Son algunas de las conclusiones del informe Vivienda en Costa 2026, elaborado por la consultora inmobiliaria Tinsa by Accumin, que analiza más de 250 municipios del litoral español agrupados en 51 zonas de 22 provincias, tanto de la Península como de las islas.
Los datos muestran la magnitud del encarecimiento. En el primer trimestre de 2026, el precio medio de la vivienda en los municipios costeros, excluidas las capitales de provincia, alcanzó los 1.992 euros por metro cuadrado, un 13,5% más que un año antes. El incremento se sitúa cerca del registrado por el conjunto del mercado nacional, donde la vivienda se encareció un 14,5%.
La situación es todavía más acusada en el segmento vacacional. La vivienda destinada a este uso alcanza un valor medio estimado de 3.150 euros por metro cuadrado, un 11,6% por encima de la media nacional.
El esfuerzo para comprar llega al 40% de la renta
El incremento de los precios tiene una consecuencia directa sobre los residentes. Según Tinsa, el esfuerzo necesario para comprar una vivienda en las zonas costeras ya alcanza el 40% de la renta disponible, cinco puntos por encima del 35% considerado como nivel recomendado.
La presión es especialmente intensa en algunos territorios. En Baleares, el esfuerzo alcanza el 59%, mientras que en las costas de Málaga llega al 57% y en Alicante al 46%.
Uno de los principales factores detrás de esta evolución es el peso creciente de la segunda residencia.
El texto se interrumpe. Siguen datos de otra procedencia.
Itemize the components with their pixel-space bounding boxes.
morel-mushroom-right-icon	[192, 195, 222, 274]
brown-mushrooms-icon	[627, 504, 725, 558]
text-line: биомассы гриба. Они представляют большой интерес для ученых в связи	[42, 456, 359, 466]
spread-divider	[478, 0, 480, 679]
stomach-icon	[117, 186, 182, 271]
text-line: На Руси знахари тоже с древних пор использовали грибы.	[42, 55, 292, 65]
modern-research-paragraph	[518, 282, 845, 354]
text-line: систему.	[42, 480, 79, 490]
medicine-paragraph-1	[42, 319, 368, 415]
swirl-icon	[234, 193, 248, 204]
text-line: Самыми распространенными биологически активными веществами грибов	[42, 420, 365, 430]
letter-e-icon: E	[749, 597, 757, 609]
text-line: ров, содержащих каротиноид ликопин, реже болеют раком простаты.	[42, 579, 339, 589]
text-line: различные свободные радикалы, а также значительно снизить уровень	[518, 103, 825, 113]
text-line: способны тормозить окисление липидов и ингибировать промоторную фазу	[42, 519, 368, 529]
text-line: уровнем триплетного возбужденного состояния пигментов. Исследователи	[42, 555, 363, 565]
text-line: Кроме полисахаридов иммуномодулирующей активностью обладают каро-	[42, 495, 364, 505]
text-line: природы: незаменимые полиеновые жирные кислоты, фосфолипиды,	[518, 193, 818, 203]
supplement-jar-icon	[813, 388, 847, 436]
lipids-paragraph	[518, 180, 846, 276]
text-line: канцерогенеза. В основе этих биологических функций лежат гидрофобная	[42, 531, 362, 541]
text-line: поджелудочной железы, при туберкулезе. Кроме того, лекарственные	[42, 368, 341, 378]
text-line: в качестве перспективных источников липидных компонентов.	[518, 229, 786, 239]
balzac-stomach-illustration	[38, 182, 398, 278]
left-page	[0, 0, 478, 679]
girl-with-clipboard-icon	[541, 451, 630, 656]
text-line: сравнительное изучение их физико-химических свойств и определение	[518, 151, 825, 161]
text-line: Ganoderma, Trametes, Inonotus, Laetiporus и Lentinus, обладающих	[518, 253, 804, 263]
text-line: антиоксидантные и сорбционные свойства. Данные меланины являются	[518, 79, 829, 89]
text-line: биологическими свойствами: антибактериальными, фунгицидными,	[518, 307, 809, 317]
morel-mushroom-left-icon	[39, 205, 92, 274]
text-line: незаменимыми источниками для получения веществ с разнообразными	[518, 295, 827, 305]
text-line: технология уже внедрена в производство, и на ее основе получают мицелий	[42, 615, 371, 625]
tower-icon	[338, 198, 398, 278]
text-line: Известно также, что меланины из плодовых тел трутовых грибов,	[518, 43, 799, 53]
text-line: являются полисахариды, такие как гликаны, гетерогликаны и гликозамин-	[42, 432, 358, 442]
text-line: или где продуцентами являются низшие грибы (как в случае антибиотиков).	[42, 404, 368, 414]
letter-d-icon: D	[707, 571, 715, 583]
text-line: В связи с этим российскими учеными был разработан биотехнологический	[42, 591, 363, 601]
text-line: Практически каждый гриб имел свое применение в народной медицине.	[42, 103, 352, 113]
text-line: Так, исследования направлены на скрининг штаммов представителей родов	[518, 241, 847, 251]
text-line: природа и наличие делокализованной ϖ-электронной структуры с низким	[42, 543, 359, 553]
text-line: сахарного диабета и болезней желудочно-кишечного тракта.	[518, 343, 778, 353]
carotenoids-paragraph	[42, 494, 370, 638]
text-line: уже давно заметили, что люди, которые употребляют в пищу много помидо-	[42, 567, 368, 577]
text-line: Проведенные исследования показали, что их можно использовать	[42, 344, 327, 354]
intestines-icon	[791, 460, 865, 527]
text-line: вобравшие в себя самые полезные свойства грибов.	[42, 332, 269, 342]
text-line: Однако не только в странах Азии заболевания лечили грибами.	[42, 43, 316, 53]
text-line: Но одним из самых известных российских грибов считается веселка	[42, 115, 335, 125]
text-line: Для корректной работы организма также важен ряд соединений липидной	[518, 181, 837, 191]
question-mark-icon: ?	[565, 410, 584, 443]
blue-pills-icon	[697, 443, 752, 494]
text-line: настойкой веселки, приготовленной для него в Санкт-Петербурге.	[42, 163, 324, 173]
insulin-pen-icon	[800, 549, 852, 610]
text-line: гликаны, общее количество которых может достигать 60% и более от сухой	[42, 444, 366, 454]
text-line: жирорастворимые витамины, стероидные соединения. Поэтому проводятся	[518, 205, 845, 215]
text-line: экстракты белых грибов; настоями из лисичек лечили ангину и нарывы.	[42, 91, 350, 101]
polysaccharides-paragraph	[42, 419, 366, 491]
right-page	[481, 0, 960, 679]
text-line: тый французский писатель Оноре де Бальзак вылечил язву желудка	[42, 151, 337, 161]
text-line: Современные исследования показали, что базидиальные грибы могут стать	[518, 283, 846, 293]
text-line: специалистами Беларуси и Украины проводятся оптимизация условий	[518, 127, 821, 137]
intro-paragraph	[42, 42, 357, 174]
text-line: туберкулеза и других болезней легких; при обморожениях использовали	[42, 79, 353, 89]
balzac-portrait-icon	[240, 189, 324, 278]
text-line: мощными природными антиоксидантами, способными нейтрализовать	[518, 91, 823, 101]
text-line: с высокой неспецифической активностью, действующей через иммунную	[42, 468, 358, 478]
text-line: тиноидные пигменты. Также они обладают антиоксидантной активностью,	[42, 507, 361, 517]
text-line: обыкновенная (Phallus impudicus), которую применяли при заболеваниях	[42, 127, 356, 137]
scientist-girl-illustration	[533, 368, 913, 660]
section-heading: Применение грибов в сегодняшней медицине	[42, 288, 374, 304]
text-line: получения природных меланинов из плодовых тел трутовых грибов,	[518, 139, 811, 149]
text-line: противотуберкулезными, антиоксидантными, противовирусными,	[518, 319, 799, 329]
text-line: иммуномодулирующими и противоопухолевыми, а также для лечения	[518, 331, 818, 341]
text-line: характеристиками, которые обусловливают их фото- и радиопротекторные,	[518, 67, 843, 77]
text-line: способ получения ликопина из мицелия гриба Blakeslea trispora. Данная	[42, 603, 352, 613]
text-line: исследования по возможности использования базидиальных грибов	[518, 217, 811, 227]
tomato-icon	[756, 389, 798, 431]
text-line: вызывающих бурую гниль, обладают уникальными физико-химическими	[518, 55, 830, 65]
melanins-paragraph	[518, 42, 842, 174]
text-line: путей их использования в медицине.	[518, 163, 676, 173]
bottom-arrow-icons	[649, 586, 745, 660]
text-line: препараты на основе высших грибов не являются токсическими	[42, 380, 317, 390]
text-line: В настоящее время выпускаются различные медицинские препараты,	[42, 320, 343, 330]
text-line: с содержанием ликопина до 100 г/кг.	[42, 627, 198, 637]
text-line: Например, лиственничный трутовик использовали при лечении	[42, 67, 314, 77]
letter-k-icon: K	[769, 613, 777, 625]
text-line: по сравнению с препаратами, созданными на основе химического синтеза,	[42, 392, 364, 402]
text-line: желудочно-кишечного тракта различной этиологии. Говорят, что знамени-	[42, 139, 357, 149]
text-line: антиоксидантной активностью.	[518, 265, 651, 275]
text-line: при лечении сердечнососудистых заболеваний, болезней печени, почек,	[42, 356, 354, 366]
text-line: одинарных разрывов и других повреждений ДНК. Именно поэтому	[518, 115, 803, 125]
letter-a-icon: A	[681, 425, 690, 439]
Las zonas en las que primera y segunda vivienda funcionan ya como un único mercado han pasado del 8% al 20% en apenas un año. Además, en el 61% de las áreas analizadas la segunda residencia está distorsionando el mercado de primera vivienda, elevando los precios y reduciendo la oferta tanto de obra nueva como de segunda mano, tanto en venta como en alquiler.
El porcentaje ha aumentado desde el 54% registrado el año anterior. Una tendencia que, según apuntan los expertos, es indiciaria de un agravamiento del acceso a la vivienda para la demanda local, ante el mayor poder adquisitivo de quienes buscan vivienda vacacional y la rentabilidad de los alquileres de temporada.
El informe apunta además que la oferta de obra nueva continúa siendo escasa y se orienta mayoritariamente al segmento vacacional, mientras parte de la vivienda usada está pasando de tener un uso habitual a destinarse al alquiler turístico.
Aunque el mercado muestra signos de posible moderación en algunos puntos, el recorrido alcista sigue siendo amplio, ya que el 77% de las zonas estudiadas todavía presenta margen para nuevas subidas de precios.